I was determined to have two things while in Belgium: Belgian waffles and Moules Frites (that's mussels with fries). Only fifty percent accomplished. The waffles you could find at stands on the streets; that's the best place to get them; they are crispy, warm and sweet. Try as we might, however, not a "moule" to be found anywhere in Gent that evening. Half of the restaurants were closed because it was a Monday and the rest were not serving mussels. So, we settled for a French place in the oldest part of town. Evidently, much of the town was under water when the settlers filled in pockets of land and built on them. That's why there are canals that run through the town -- not exactly like Venice, but you get the idea.

After dinner, Dan and I took a train back to Jerbais, and drove to Dan's house in the country. His backyard is literally someone's farm. He took great care to fix the place up; my room was most comfortable. It was cool, crisp, clear night -- the crescent moon shone through my window. Sleeping weather. And I did.

Next morning, Dan drove me to Mons where I caught my train for Wiesbaden, where I would do my third and final workshop. Actually, I should say trains - I had to change twice. I must say that the German rail system is on time, very clean and reliable. As you might expect!

In Wiesbaden, Charlie Fontana, who we had seen just a few days ago, when we came here to see the production of Fools, picked me up and took me to the American Arms Hotel. I spent the afternoon walking outside in the (blessed!) sun and getting a massage at a nearby spa. He came back a couple of hours later take me to the theater where we had seen Fools, the Amelia Earhart Playhouse. This time, it looked different. Since the show had closed, the whole "southern environment" he had created in the lobby was history. We used this space for the workshop. This time, instead of Improv, I was doing a workshop with the unlikely title of "Channeling Theatre for a Fulfilling Life". I'm not even sure what I meant by that!

Surprisingly, 24 people showed up. I began with some warm-up, group concentration exercises and then moved into a discussion of values, missions and goals. We did a guided imagery exercise and almost everyone contributed along the way. It was diverse group in terms of age, ethnicity and experience, but they all seemed so "into it" that it was a pleasure to facilitate. Some folks were actors or wanted to be; others had simple jobs on the Army base and others were retired. I discovered that the exercises I used were useful on many levels. The response afterward was extremely positive. I had several people asking me when I would return. (Hmmm....)

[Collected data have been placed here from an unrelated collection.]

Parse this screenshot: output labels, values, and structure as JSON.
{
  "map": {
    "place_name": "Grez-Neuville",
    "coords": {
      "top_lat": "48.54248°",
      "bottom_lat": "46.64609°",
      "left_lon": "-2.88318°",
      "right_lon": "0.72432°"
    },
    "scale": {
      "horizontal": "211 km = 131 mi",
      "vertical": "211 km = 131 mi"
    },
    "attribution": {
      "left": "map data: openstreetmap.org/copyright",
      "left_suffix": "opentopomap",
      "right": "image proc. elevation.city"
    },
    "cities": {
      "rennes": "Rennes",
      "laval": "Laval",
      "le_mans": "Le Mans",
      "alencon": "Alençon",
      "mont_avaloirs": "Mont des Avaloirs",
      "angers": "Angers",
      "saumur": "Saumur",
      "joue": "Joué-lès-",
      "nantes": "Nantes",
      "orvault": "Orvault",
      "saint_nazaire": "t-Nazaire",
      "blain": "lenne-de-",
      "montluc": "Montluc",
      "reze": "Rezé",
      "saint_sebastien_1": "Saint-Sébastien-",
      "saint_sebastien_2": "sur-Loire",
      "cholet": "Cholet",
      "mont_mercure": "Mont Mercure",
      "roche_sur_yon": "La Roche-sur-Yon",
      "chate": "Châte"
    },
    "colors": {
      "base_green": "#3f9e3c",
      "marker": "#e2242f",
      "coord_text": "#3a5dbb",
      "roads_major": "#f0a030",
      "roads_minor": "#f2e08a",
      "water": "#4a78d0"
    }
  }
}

Afterward, Charlie took me out for dinner at a Greek place. Nothing extraordinary, but fine. It was interesting to talk with him about his experience running an Army theater. I was up early to head back to Heidelberg for my one last day off. Armin came to pick me up in a van, so I didn't even have to take a train. He's a charming German guy, who has been driving these vans contracted by the Army for years. Quick with a quip, he made me laugh as we fought the rush-hour traffic out of Wiesbaden.